Fountaine-Pajot Charente-Maritime : en grève pour les salaires

08 Décembre 2021

Les travailleurs de ce chantier nautique à La Rochelle et Aigrefeuille sont en grève pour les salaires depuis le 3 décembre. L’entreprise, qui fabrique des yachts de luxe, a pour actionnaire principal le maire de La Rochelle et a fait, aux dires de ses dirigeants, une année exceptionnelle.

Le chiffre d’affaires a augmenté de 17 %, les actionnaires se sont distribué 3,8 millions de dividendes, il y a dans les caisses 86 millions d’euros de réserve et le carnet de commandes est plein.

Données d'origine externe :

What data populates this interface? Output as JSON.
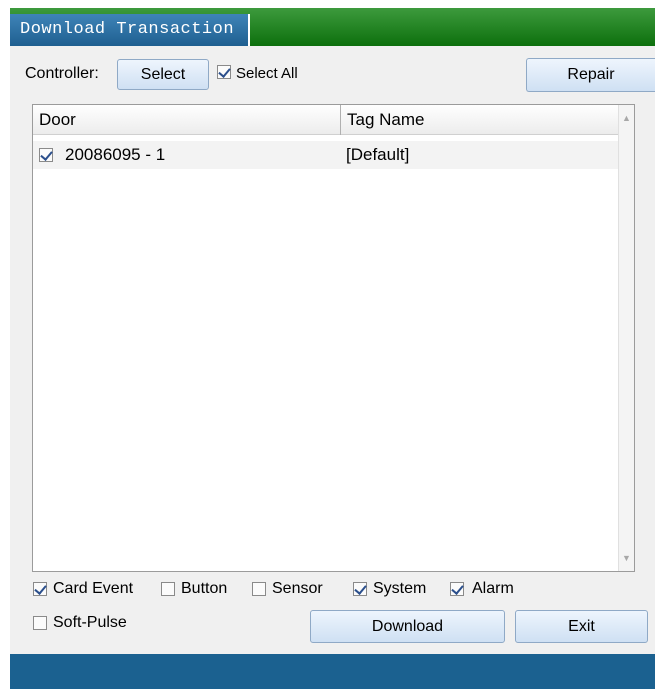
{
  "window": {
    "title": "Download Transaction"
  },
  "controller": {
    "label": "Controller:",
    "select_button": "Select",
    "select_all_label": "Select All",
    "select_all_checked": true
  },
  "repair_button": "Repair",
  "table": {
    "columns": [
      "Door",
      "Tag Name"
    ],
    "rows": [
      {
        "checked": true,
        "door": "20086095 - 1",
        "tag_name": "[Default]"
      }
    ]
  },
  "filters": [
    {
      "label": "Card Event",
      "checked": true
    },
    {
      "label": "Button",
      "checked": false
    },
    {
      "label": "Sensor",
      "checked": false
    },
    {
      "label": "System",
      "checked": true
    },
    {
      "label": "Alarm",
      "checked": true
    }
  ],
  "soft_pulse": {
    "label": "Soft-Pulse",
    "checked": false
  },
  "download_button": "Download",
  "exit_button": "Exit",
  "colors": {
    "title_green": "#0d700d",
    "tab_blue": "#1f5f90",
    "status_blue": "#1b6190"
  }
}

Quant aux salaires, ils sont parmi les plus bas du secteur, au point que la direction peine à embaucher, même en intérim.

Cela fait plusieurs mois que la hausse des prix fait discuter salaires, et d’autant plus à l’approche des négociations salariales annuelles. Alors, quand la direction a proposé 3 %, soit environ 44 centimes brut de l’heure, le mécontentement a éclaté. Les syndicats, qui demandaient 1,20 euros brut (environ 150 euros net par mois), avaient proposé de se retrouver vendredi 3 décembre à la pause du matin pour faire un compte rendu : il y avait environ 80 personnes sur le site de La Rochelle et 130 sur celui d’Aigrefeuille. La pause s’est transformée en grève.

À La Rochelle, la grève a duré la journée pour une majorité du personnel de fabrication en CDI et il a été voté de se retrouver le lundi pour continuer jusqu’à ce que la direction revoie son offre.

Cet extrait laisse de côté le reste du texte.